The government moved changes to the law after the court agreed with the General Workers’ Union that the tribunal chairman was “biased” towards one party, especially in cases involving a State entity, since the chairman was appointed by the government.

Parliament on Wednesday approved the Bill in second reading. The next step is to be discussed in committee stage but no date has been fixed yet.

The government is committed to addressing this backlog once the parliamentary process is finished

“The debate on the second reading has ended. Once the amendments are discussed and voted upon in committee [with the third reading remaining], the work of the Industrial Tribunal will resume,” a spokesman for the Social Dialogue Ministry said in reply to questions on the subject.

He said there were 577 cases pending before the Industrial Tribunal. A total of 313 of them concerned former Malta Drydocks employees, whose cases were pending since 2008.

“The government is committed to addressing this backlog once the parliamentary process is finished,” he said.

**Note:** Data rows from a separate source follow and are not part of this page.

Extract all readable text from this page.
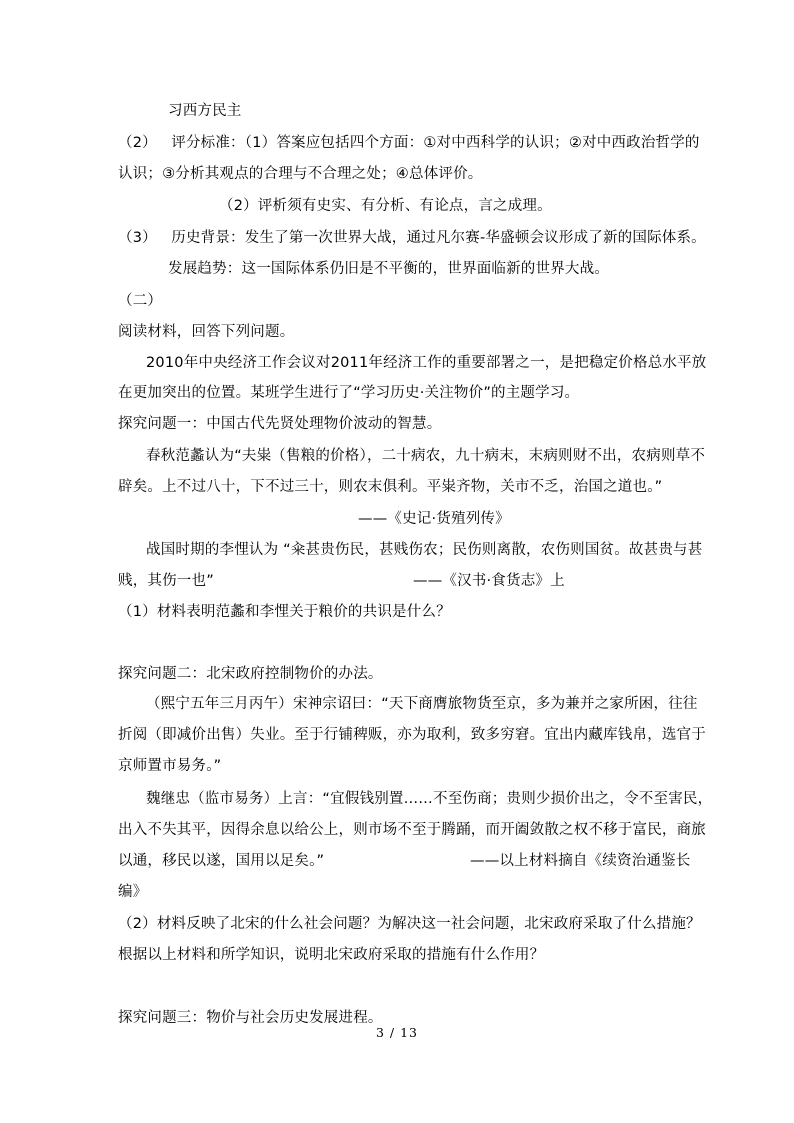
习西方民主
（2）   评分标准：（1）答案应包括四个方面：①对中西科学的认识；②对中西政治哲学的
认识；③分析其观点的合理与不合理之处；④总体评价。
（2）评析须有史实、有分析、有论点，言之成理。
（3）   历史背景：发生了第一次世界大战，通过凡尔赛-华盛顿会议形成了新的国际体系。
发展趋势：这一国际体系仍旧是不平衡的，世界面临新的世界大战。
（二）
阅读材料，回答下列问题。
2010年中央经济工作会议对2011年经济工作的重要部署之一，是把稳定价格总水平放
在更加突出的位置。某班学生进行了“学习历史·关注物价”的主题学习。
探究问题一：中国古代先贤处理物价波动的智慧。
春秋范蠡认为“夫粜（售粮的价格），二十病农，九十病末，末病则财不出，农病则草不
辟矣。上不过八十，下不过三十，则农末俱利。平粜齐物，关市不乏，治国之道也。”
——《史记·货殖列传》
战国时期的李悝认为 “籴甚贵伤民，甚贱伤农；民伤则离散，农伤则国贫。故甚贵与甚
贱，其伤一也”	——《汉书·食货志》上
（1）材料表明范蠡和李悝关于粮价的共识是什么？
探究问题二：北宋政府控制物价的办法。
（熙宁五年三月丙午）宋神宗诏曰：“天下商膺旅物货至京，多为兼并之家所困，往往
折阅（即减价出售）失业。至于行铺稗贩，亦为取利，致多穷窘。宜出内藏库钱帛，选官于
京师置市易务。”
魏继忠（监市易务）上言：“宜假钱别置……不至伤商；贵则少损价出之，令不至害民，
出入不失其平，因得余息以给公上，则市场不至于腾踊，而开阖敛散之权不移于富民，商旅
以通，移民以遂，国用以足矣。”	——以上材料摘自《续资治通鉴长
编》
（2）材料反映了北宋的什么社会问题？为解决这一社会问题，北宋政府采取了什么措施？
根据以上材料和所学知识，说明北宋政府采取的措施有什么作用？
探究问题三：物价与社会历史发展进程。
3 / 13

In the meantime, those who sought recourse to the Industrial Tribunal after losing their case have no idea when there could be disclosure.

“It’s very difficult from the psychological point of view. My clients and their families are going through a trauma. You cannot compare it to a pending criminal case, with the possibility that one day you’ll just end up in jail but it’s equally stressful,” a lawyer who works in the industrial relations field told the Times of Malta.

A judge had concluded in 2015 that various articles in the law setting up the Industrial Tribunal were in breach of the principle guaranteeing a fair hearing. The ruling was given in relation to two cases filed by the GWU challenging the tribunal’s impartiality.

One of the cases was about an Enemalta Corporation employee who was not being allowed to work shifts. In the other, the GWU was accused of terminating former section secretary Josephine Attard Sultana. The judgment was confirmed by the Appeal Court last February, throwing all pending cases into limbo.

The government had then asked the Attorney General to consult the social partners within the Malta Council for Economic and Social Development and draw up legal amendments to strengthen the guarantees of independence and impartiality of the Industrial Tribunal.

Amendments to the employment law included a guarantee for the security of tenure of the tribunal members, which increases the term of office from three to four years. The government also proposed that the Employment Relations Board be involved in the appointment of the Industrial Tribunal’s chairmen.

The Opposition had insisted that the Industrial Tribunal should be presided over by a magistrate to ensure impartiality.